Beyond the Headlines: What the Market Rotation Really Revealed
Factor rotation is one of the most underappreciated risks in client portfolios, and the first quarter of 2026 made that clearer than ever. In just three months, the factors driving returns shifted from value and cyclicals, to hard assets and momentum, to defensive and low volatility, often reversing within days. For advisors, this quarter is a timely reminder that understanding what drives returns beneath the surface is just as important as the securities themselves.
A Quarter Unlike Any Other
What made the first quarter of 2026 so demanding for investors was not any single event, but the relentless succession of them. In a span of just three months, equity markets cycled through several distinct regimes, each with its own leadership, its own logic, and its own reversals. For our equity team, understanding this layered complexity, rather than defaulting to a single narrative, has been central to how we have positioned portfolios and managed risk.
Positioning for a Broadening Market
Entering the year, our base case called for a broadening of market leadership after a prolonged period of narrow returns concentrated in mega cap technology and AI related names. Many segments of the economy had been working through what we characterized as rolling recessions, including industrials and cyclicals, while the broader economy was sustained by data center buildout and fiscal spending. Our view was that as rates stabilized, these rolling recessions would give way to rolling recoveries, expanding the opportunity set beyond the names that had dominated for years.

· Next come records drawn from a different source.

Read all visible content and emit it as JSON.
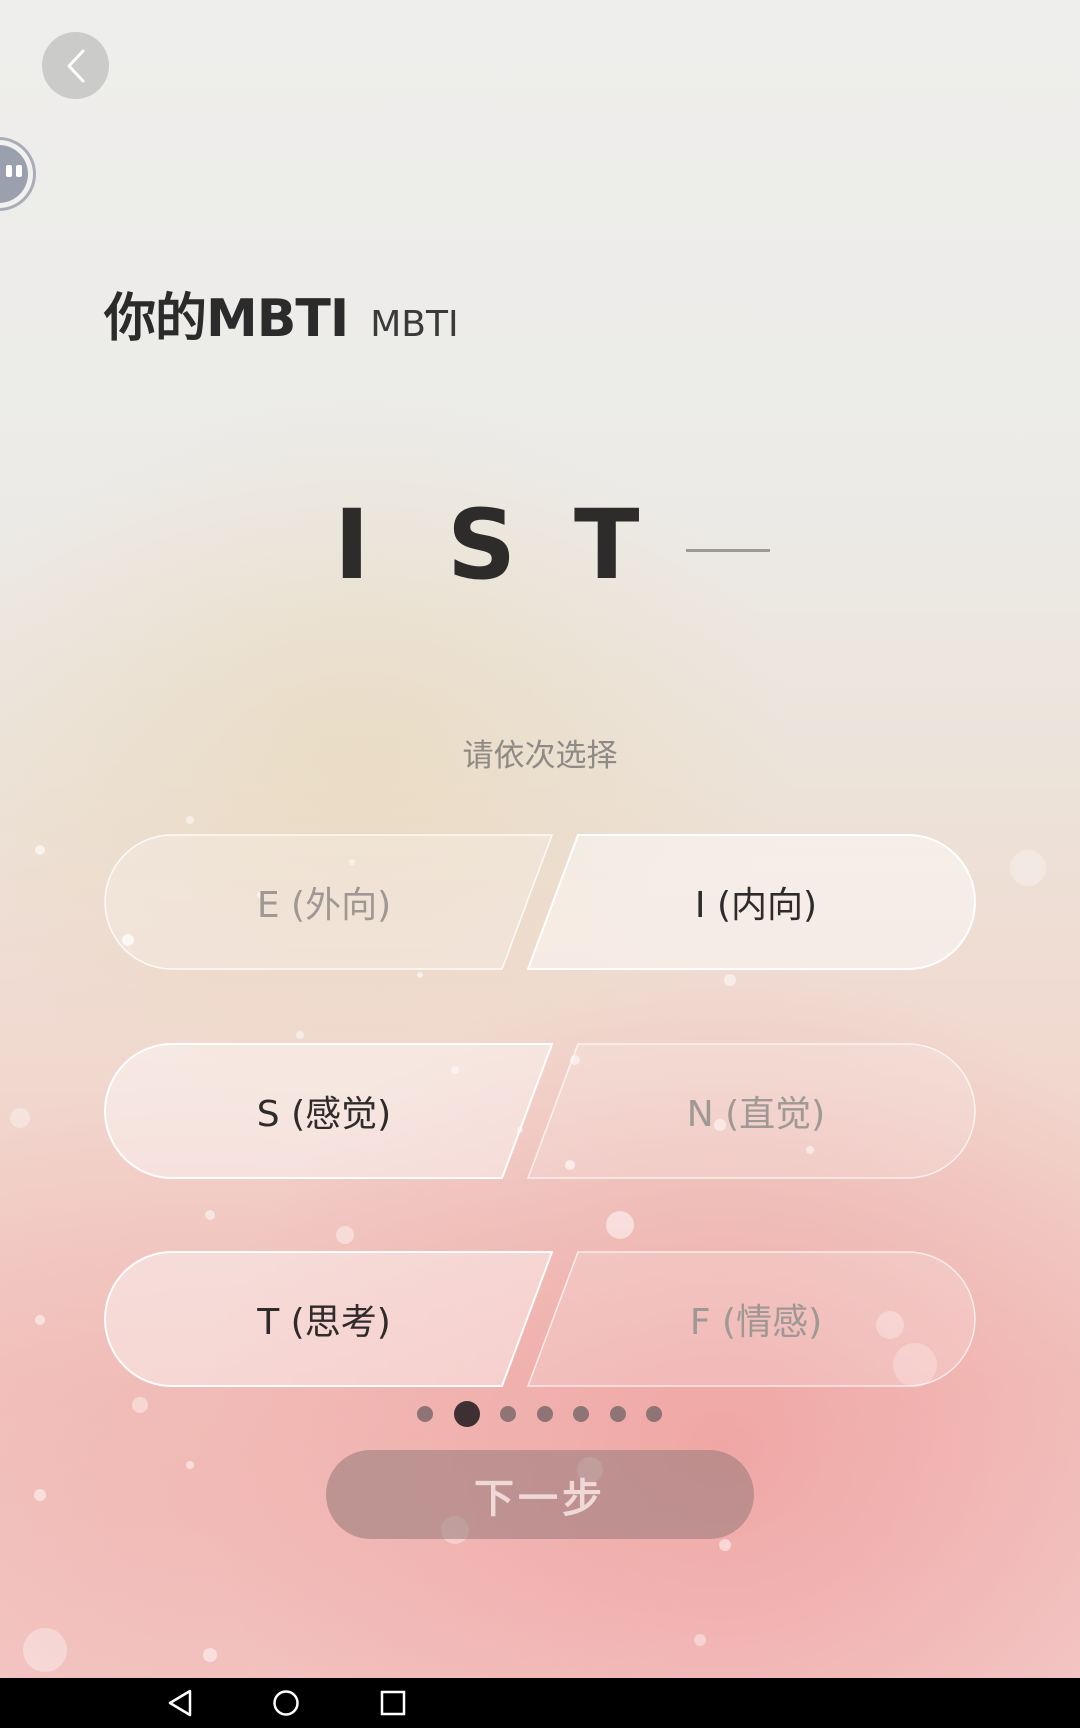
{
  "header": {
    "title": "你的MBTI",
    "subtitle": "MBTI"
  },
  "result": {
    "letters": [
      "I",
      "S",
      "T"
    ],
    "pending_placeholder": "—"
  },
  "hint": "请依次选择",
  "options": [
    {
      "left": {
        "label": "E (外向)",
        "selected": false
      },
      "right": {
        "label": "I (内向)",
        "selected": true
      }
    },
    {
      "left": {
        "label": "S (感觉)",
        "selected": true
      },
      "right": {
        "label": "N (直觉)",
        "selected": false
      }
    },
    {
      "left": {
        "label": "T (思考)",
        "selected": true
      },
      "right": {
        "label": "F (情感)",
        "selected": false
      }
    }
  ],
  "pagination": {
    "total": 7,
    "current": 2
  },
  "next_button": {
    "label": "下一步",
    "enabled": false
  },
  "icons": {
    "back": "chevron-left-icon",
    "widget": "floating-assistant-icon",
    "nav_back": "triangle-back-icon",
    "nav_home": "circle-home-icon",
    "nav_recents": "square-recents-icon"
  },
  "colors": {
    "selected_text": "#2f2b2b",
    "unselected_text": "#9f9894",
    "dot": "#8e7474",
    "active_dot": "#3e2f33"
  }
}
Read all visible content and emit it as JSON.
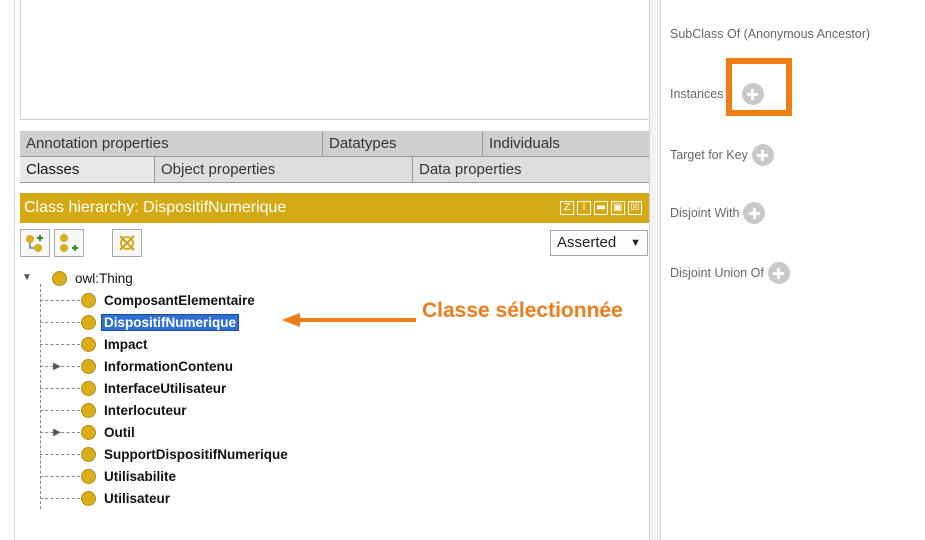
{
  "tabs": {
    "row1": [
      "Annotation properties",
      "Datatypes",
      "Individuals"
    ],
    "row2": [
      "Classes",
      "Object properties",
      "Data properties"
    ]
  },
  "hierarchy": {
    "title": "Class hierarchy: DispositifNumerique",
    "controls": [
      "Z",
      "I",
      "▬",
      "▣",
      "☒"
    ]
  },
  "toolbar": {
    "add_subclass_icon": "add-subclass-icon",
    "add_sibling_icon": "add-sibling-icon",
    "delete_icon": "delete-class-icon",
    "view_mode": "Asserted"
  },
  "tree": {
    "root": "owl:Thing",
    "children": [
      "ComposantElementaire",
      "DispositifNumerique",
      "Impact",
      "InformationContenu",
      "InterfaceUtilisateur",
      "Interlocuteur",
      "Outil",
      "SupportDispositifNumerique",
      "Utilisabilite",
      "Utilisateur"
    ],
    "selected": "DispositifNumerique",
    "expandable": [
      "InformationContenu",
      "Outil"
    ]
  },
  "annotation": {
    "label": "Classe sélectionnée",
    "color": "#ef7b1a"
  },
  "right_panel": {
    "subclass_of_anonymous": "SubClass Of (Anonymous Ancestor)",
    "instances": "Instances",
    "target_for_key": "Target for Key",
    "disjoint_with": "Disjoint With",
    "disjoint_union_of": "Disjoint Union Of"
  },
  "colors": {
    "header": "#d4aa14",
    "class_node": "#d9ad1a",
    "selection": "#2f6fd1",
    "highlight": "#f07e12"
  }
}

Through January and into early February, that thesis was taking shape, evidenced by the outperformance of equal weighted indices relative to the broader market.
The AI Narrative Shift
Then came a sharp interruption. Growing concerns about the disruptive power of AI dragged down shares of software, payments and delivery companies, following the wide circulation of a forward-looking research piece that reframed how the market was thinking about AI's deflationary impact on software1. The reaction was swift and severe. Large, well established Canadian technology names like Constellation Software and Thomson Reuters fell sharply in a very short window. What emerged in the trade that followed was a rotation into hard assets, energy, materials, industrials and power, as the market began distinguishing between assets perceived as physically durable and those seen as digitally vulnerable.
A Macro Shock Resets the Board
Before that dynamic could fully play out, a third shift arrived. The escalation of conflict in the Middle East beginning in early March created a macro shock that reversed many of the trends that had just established themselves. Oil spiked, bond yields moved higher, and equities sold off. From that point forward, market direction became highly sensitive to daily geopolitical headlines, with escalation days driving defensive and low volatility factors higher, and de-escalation days prompting rapid reversals back into risk assets.
Where We See Opportunity
While investors often highlight stock picking as the primary driver of alpha, in today’s environment that is only part of the equation. Equally important is the ability to manage risk, especially in markets increasingly driven by macro forces rather than fundamentals alone.
What this environment has reinforced for our team is a core edge: the discipline to assess markets as they are (dynamic and evolving) rather than as a single, static picture. Over the quarter, factor leadership rotated across multiple distinct phases, and company-specific earnings were often overshadowed by broader macro-driven flows. In that context, generating alpha is not just about selecting the right stocks, but about anticipating shifts in market regimes, identifying the underlying risk drivers, and dynamically positioning portfolios to reflect that evolving landscape.